As we know, any form of communitization of debt (Eurobonds are) will only be possible at the end of the restructuring process which is underway now, after the Treaty revision, which will be probably signed next March. As for the mechanism for automatic sanctions over deficit, once approved, the implementation into national legislation would be supervised by the European Court. In the meantime the ECB and the IMF are expected to work together in ensuring healthy public budgets in Member States.

In the last years in the Eurozone, the foundations of our political union have been under threat due to the lack of trust in the euro, which has not been just a peripheral one. Certainly in 2011 we have witnessed the fall of governments from Greece, Italy, Slovenia, Slovakia, Denmark and Spain, but the most relevant fact of the year is that political leaders have finally decided to strengthen economic governance like never before.

To a certain extent, in the last Council, 26 out of 27 Member states laid the foundations of a closer union, for the proposed Treaty revision is a step forward in a context of economic uncertainty. Sadly, national egotism remains the biggest threat. David Cameron went to Brussels with the only intention  "to defend British interests" and there have also been national debates in Sweden, Hungary, the Czech Republic, revealing the anti-EU fears or prejudices remaining in some nations, unable to admit the main lesson to draw from this crisis, which is that governments can no longer act independently.

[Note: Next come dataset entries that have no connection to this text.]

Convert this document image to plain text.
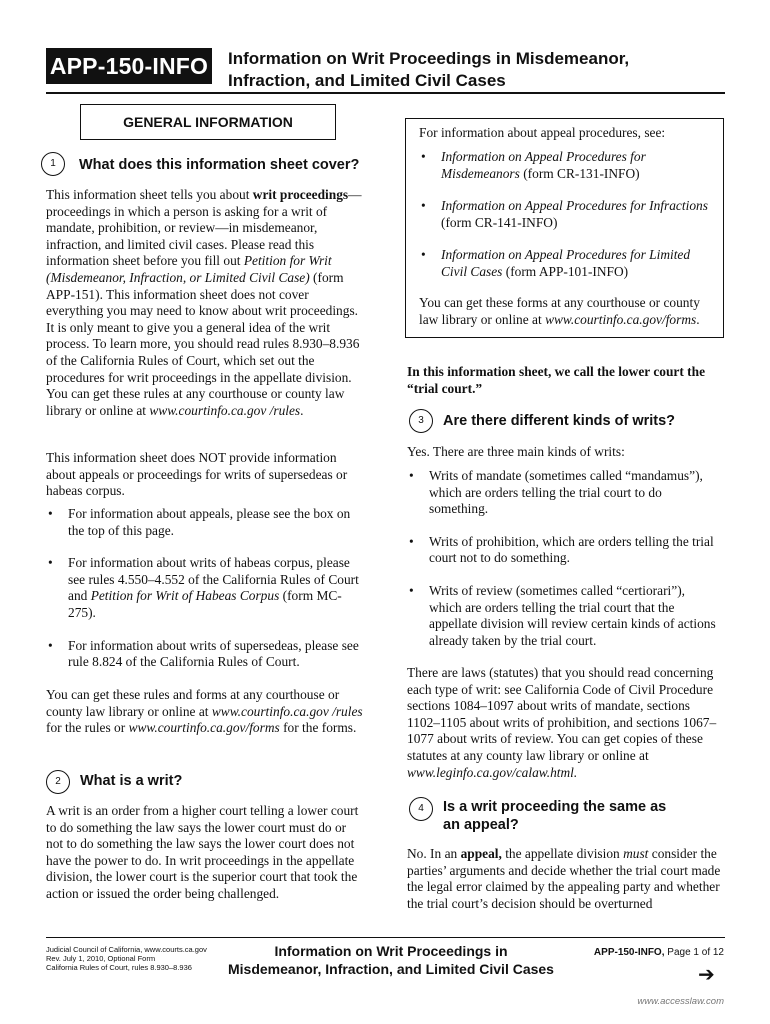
APP-150-INFO Information on Writ Proceedings in Misdemeanor,
Infraction, and Limited Civil Cases
GENERAL INFORMATION
1	What does this information sheet cover?
This information sheet tells you about writ proceedings—proceedings in which a person is asking for a writ of mandate, prohibition, or review—in misdemeanor, infraction, and limited civil cases. Please read this information sheet before you fill out Petition for Writ (Misdemeanor, Infraction, or Limited Civil Case) (form APP-151). This information sheet does not cover everything you may need to know about writ proceedings. It is only meant to give you a general idea of the writ process. To learn more, you should read rules 8.930–8.936 of the California Rules of Court, which set out the procedures for writ proceedings in the appellate division. You can get these rules at any courthouse or county law library or online at www.courtinfo.ca.gov /rules.
This information sheet does NOT provide information about appeals or proceedings for writs of supersedeas or habeas corpus.
• For information about appeals, please see the box on the top of this page.
• For information about writs of habeas corpus, please see rules 4.550–4.552 of the California Rules of Court and Petition for Writ of Habeas Corpus (form MC-275).
• For information about writs of supersedeas, please see rule 8.824 of the California Rules of Court.
You can get these rules and forms at any courthouse or county law library or online at www.courtinfo.ca.gov /rules for the rules or www.courtinfo.ca.gov/forms for the forms.
2	What is a writ?
A writ is an order from a higher court telling a lower court to do something the law says the lower court must do or not to do something the law says the lower court does not have the power to do. In writ proceedings in the appellate division, the lower court is the superior court that took the action or issued the order being challenged.
For information about appeal procedures, see:
• Information on Appeal Procedures for Misdemeanors (form CR-131-INFO)
• Information on Appeal Procedures for Infractions (form CR-141-INFO)
• Information on Appeal Procedures for Limited Civil Cases (form APP-101-INFO)
You can get these forms at any courthouse or county law library or online at www.courtinfo.ca.gov/forms.
In this information sheet, we call the lower court the “trial court.”
3	Are there different kinds of writs?
Yes. There are three main kinds of writs:
• Writs of mandate (sometimes called “mandamus”), which are orders telling the trial court to do something.
• Writs of prohibition, which are orders telling the trial court not to do something.
• Writs of review (sometimes called “certiorari”), which are orders telling the trial court that the appellate division will review certain kinds of actions already taken by the trial court.
There are laws (statutes) that you should read concerning each type of writ: see California Code of Civil Procedure sections 1084–1097 about writs of mandate, sections 1102–1105 about writs of prohibition, and sections 1067–1077 about writs of review. You can get copies of these statutes at any county law library or online at www.leginfo.ca.gov/calaw.html.
4	Is a writ proceeding the same as
an appeal?
No. In an appeal, the appellate division must consider the parties’ arguments and decide whether the trial court made the legal error claimed by the appealing party and whether the trial court’s decision should be overturned
Judicial Council of California, www.courts.ca.gov
Rev. July 1, 2010, Optional Form
California Rules of Court, rules 8.930–8.936
Information on Writ Proceedings in
Misdemeanor, Infraction, and Limited Civil Cases
APP-150-INFO, Page 1 of 12
➔
www.accesslaw.com
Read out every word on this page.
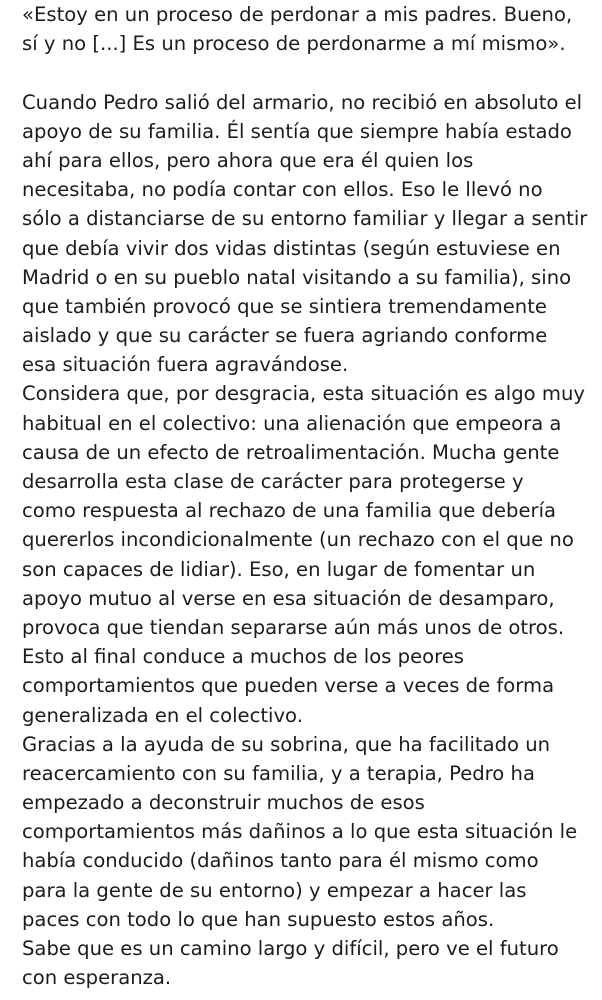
«Estoy en un proceso de perdonar a mis padres. Bueno,
sí y no [...] Es un proceso de perdonarme a mí mismo».
Cuando Pedro salió del armario, no recibió en absoluto el
apoyo de su familia. Él sentía que siempre había estado
ahí para ellos, pero ahora que era él quien los
necesitaba, no podía contar con ellos. Eso le llevó no
sólo a distanciarse de su entorno familiar y llegar a sentir
que debía vivir dos vidas distintas (según estuviese en
Madrid o en su pueblo natal visitando a su familia), sino
que también provocó que se sintiera tremendamente
aislado y que su carácter se fuera agriando conforme
esa situación fuera agravándose.
Considera que, por desgracia, esta situación es algo muy
habitual en el colectivo: una alienación que empeora a
causa de un efecto de retroalimentación. Mucha gente
desarrolla esta clase de carácter para protegerse y
como respuesta al rechazo de una familia que debería
quererlos incondicionalmente (un rechazo con el que no
son capaces de lidiar). Eso, en lugar de fomentar un
apoyo mutuo al verse en esa situación de desamparo,
provoca que tiendan separarse aún más unos de otros.
Esto al final conduce a muchos de los peores
comportamientos que pueden verse a veces de forma
generalizada en el colectivo.
Gracias a la ayuda de su sobrina, que ha facilitado un
reacercamiento con su familia, y a terapia, Pedro ha
empezado a deconstruir muchos de esos
comportamientos más dañinos a lo que esta situación le
había conducido (dañinos tanto para él mismo como
para la gente de su entorno) y empezar a hacer las
paces con todo lo que han supuesto estos años.
Sabe que es un camino largo y difícil, pero ve el futuro
con esperanza.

It’s undeniable that States need the money from the banking system and the markets to finance public policies, but governments have also realized that markets need tighter discipline and warranties. A deeper Eurozone integration acts as a safeguard for investors, and this is why the EU needs to step up its economic governance if it is to guarantee fiscal discipline in each Member State.

From 2012 on, the agreed reform package together with the legislative six-pack, will be implemented, ensuring a better coordination of economic and national budget policies. These political actions are a reflection of the idea of More Europe, which means Europe acting as a single voice, for national governments are no longer able to cope with the pressures of their creditors and private rating agencies. What remains to be seen is how we can manage to ensure accountability for the institutional framework so that to overcome current lack of confidence felt by its citizens, not just the markets.

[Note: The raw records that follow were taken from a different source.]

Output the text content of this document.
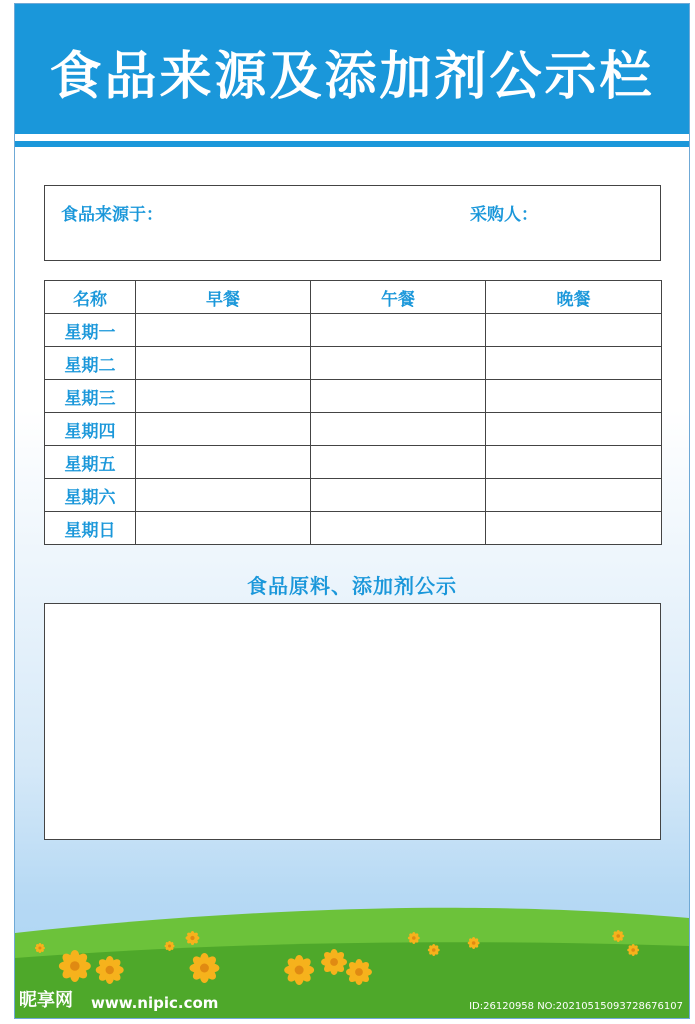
食品来源及添加剂公示栏
食品来源于：	采购人：
名称	早餐	午餐	晚餐
星期一			
星期二			
星期三			
星期四			
星期五			
星期六			
星期日			
食品原料、添加剂公示
昵享网 www.nipic.com	ID:26120958 NO:20210515093728676107
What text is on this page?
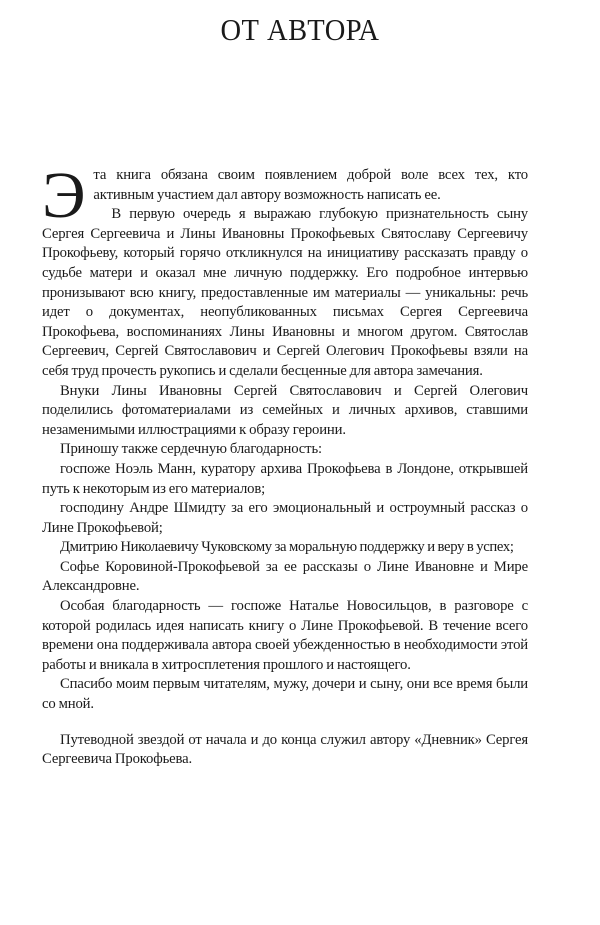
ОТ АВТОРА

Эта книга обязана своим появлением доброй воле всех тех, кто активным участием дал автору возможность написать ее.

В первую очередь я выражаю глубокую признательность сыну Сергея Сергеевича и Лины Ивановны Прокофьевых Святославу Сергеевичу Прокофьеву, который горячо откликнулся на инициативу рассказать правду о судьбе матери и оказал мне личную поддержку. Его подробное интервью пронизывают всю книгу, предоставленные им материалы — уникальны: речь идет о документах, неопубликованных письмах Сергея Сергеевича Прокофьева, воспоминаниях Лины Ивановны и многом другом. Святослав Сергеевич, Сергей Святославович и Сергей Олегович Прокофьевы взяли на себя труд прочесть рукопись и сделали бесценные для автора замечания.

Внуки Лины Ивановны Сергей Святославович и Сергей Олегович поделились фотоматериалами из семейных и личных архивов, ставшими незаменимыми иллюстрациями к образу героини.

Приношу также сердечную благодарность:

госпоже Ноэль Манн, куратору архива Прокофьева в Лондоне, открывшей путь к некоторым из его материалов;

господину Андре Шмидту за его эмоциональный и остроумный рассказ о Лине Прокофьевой;

Дмитрию Николаевичу Чуковскому за моральную поддержку и веру в успех;

Софье Коровиной-Прокофьевой за ее рассказы о Лине Ивановне и Мире Александровне.

Особая благодарность — госпоже Наталье Новосильцов, в разговоре с которой родилась идея написать книгу о Лине Прокофьевой. В течение всего времени она поддерживала автора своей убежденностью в необходимости этой работы и вникала в хитросплетения прошлого и настоящего.

Спасибо моим первым читателям, мужу, дочери и сыну, они все время были со мной.

Путеводной звездой от начала и до конца служил автору «Дневник» Сергея Сергеевича Прокофьева.
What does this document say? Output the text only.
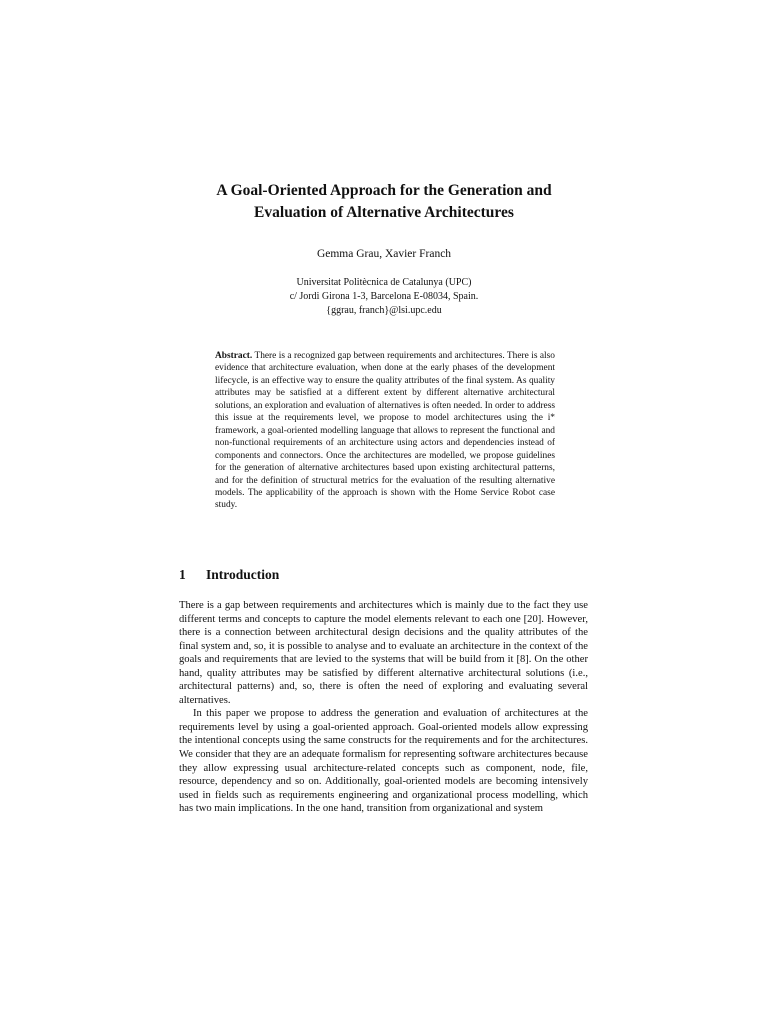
A Goal-Oriented Approach for the Generation and
Evaluation of Alternative Architectures
Gemma Grau, Xavier Franch
Universitat Politècnica de Catalunya (UPC)
c/ Jordi Girona 1-3, Barcelona E-08034, Spain.
{ggrau, franch}@lsi.upc.edu
Abstract. There is a recognized gap between requirements and architectures. There is also evidence that architecture evaluation, when done at the early phases of the development lifecycle, is an effective way to ensure the quality attributes of the final system. As quality attributes may be satisfied at a different extent by different alternative architectural solutions, an exploration and evaluation of alternatives is often needed. In order to address this issue at the requirements level, we propose to model architectures using the i* framework, a goal-oriented modelling language that allows to represent the functional and non-functional requirements of an architecture using actors and dependencies instead of components and connectors. Once the architectures are modelled, we propose guidelines for the generation of alternative architectures based upon existing architectural patterns, and for the definition of structural metrics for the evaluation of the resulting alternative models. The applicability of the approach is shown with the Home Service Robot case study.
1 Introduction

There is a gap between requirements and architectures which is mainly due to the fact they use different terms and concepts to capture the model elements relevant to each one [20]. However, there is a connection between architectural design decisions and the quality attributes of the final system and, so, it is possible to analyse and to evaluate an architecture in the context of the goals and requirements that are levied to the systems that will be build from it [8]. On the other hand, quality attributes may be satisfied by different alternative architectural solutions (i.e., architectural patterns) and, so, there is often the need of exploring and evaluating several alternatives.

In this paper we propose to address the generation and evaluation of architectures at the requirements level by using a goal-oriented approach. Goal-oriented models allow expressing the intentional concepts using the same constructs for the requirements and for the architectures. We consider that they are an adequate formalism for representing software architectures because they allow expressing usual architecture-related concepts such as component, node, file, resource, dependency and so on. Additionally, goal-oriented models are becoming intensively used in fields such as requirements engineering and organizational process modelling, which has two main implications. In the one hand, transition from organizational and system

Only a united Europe can be a dynamic economical and prosperous power in a globalized world. We bet for a long-term EU project, with requires not just budget balancing or fiscal discipline, but also policies for growth and competitiveness. We need institutions that give financial and political support to SMEs and entrepreneurs across Europe.
The challenge we face is not only about the transfer of economic or currency decisions, not even about a tax union. We are currently in a stage where national identities are losing their significance. Up to now the risk of euro-breakup has led to institutional reform which has de facto deepened integration.

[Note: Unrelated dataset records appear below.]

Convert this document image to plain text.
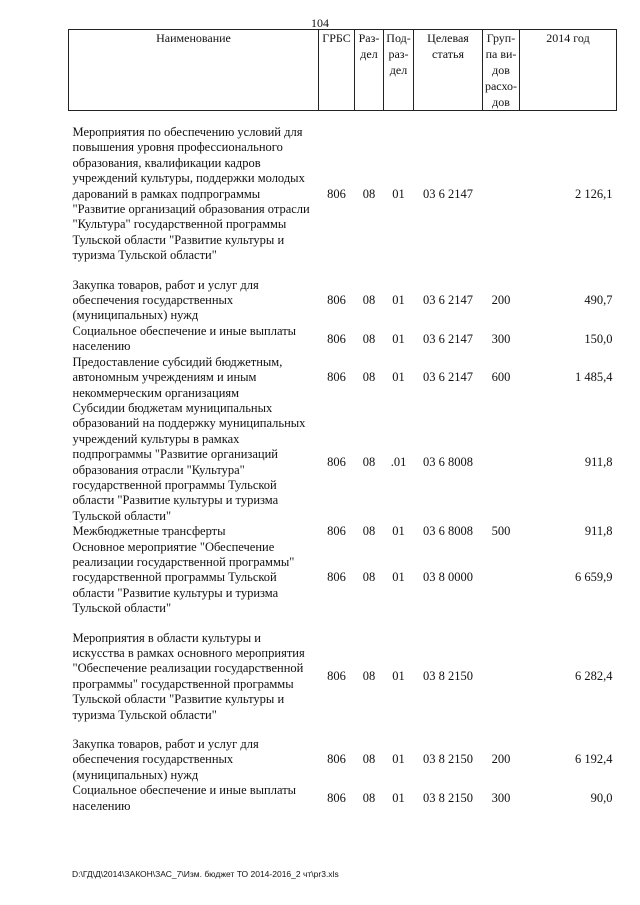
104
Наименование	ГРБС	Раз-дел	Под-раз-дел	Целевая статья	Груп-па ви-дов расхо-дов	2014 год

Мероприятия по обеспечению условий для повышения уровня профессионального образования, квалификации кадров учреждений культуры, поддержки молодых дарований в рамках подпрограммы "Развитие организаций образования отрасли "Культура" государственной программы Тульской области "Развитие культуры и туризма Тульской области"	806	08	01	03 6 2147		2 126,1

Закупка товаров, работ и услуг для обеспечения государственных (муниципальных) нужд	806	08	01	03 6 2147	200	490,7
Социальное обеспечение и иные выплаты населению	806	08	01	03 6 2147	300	150,0
Предоставление субсидий бюджетным, автономным учреждениям и иным некоммерческим организациям	806	08	01	03 6 2147	600	1 485,4
Субсидии бюджетам муниципальных образований на поддержку муниципальных учреждений культуры в рамках подпрограммы "Развитие организаций образования отрасли "Культура" государственной программы Тульской области "Развитие культуры и туризма Тульской области"	806	08	.01	03 6 8008		911,8
Межбюджетные трансферты	806	08	01	03 6 8008	500	911,8
Основное мероприятие "Обеспечение реализации государственной программы" государственной программы Тульской области "Развитие культуры и туризма Тульской области"	806	08	01	03 8 0000		6 659,9

Мероприятия в области культуры и искусства в рамках основного мероприятия "Обеспечение реализации государственной программы" государственной программы Тульской области "Развитие культуры и туризма Тульской области"	806	08	01	03 8 2150		6 282,4

Закупка товаров, работ и услуг для обеспечения государственных (муниципальных) нужд	806	08	01	03 8 2150	200	6 192,4
Социальное обеспечение и иные выплаты населению	806	08	01	03 8 2150	300	90,0
D:\ГД\Д\2014\ЗАКОН\ЗАС_7\Изм. бюджет ТО 2014-2016_2 чт\pr3.xls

These changes should be the basis for a wider civil involvement, in which citizens would lay claim to a higher level of freedom and shared values. We must ensure the free movement and achieve the full internal market development in order to increase opportunities for all the European people.

More Europe means more chances for the European citizens in a context of extreme global competition. This is why Federal Europe project is more compelling than ever. We will keep it alive. Merry Christmas to all the Europeans and a very happy 2012!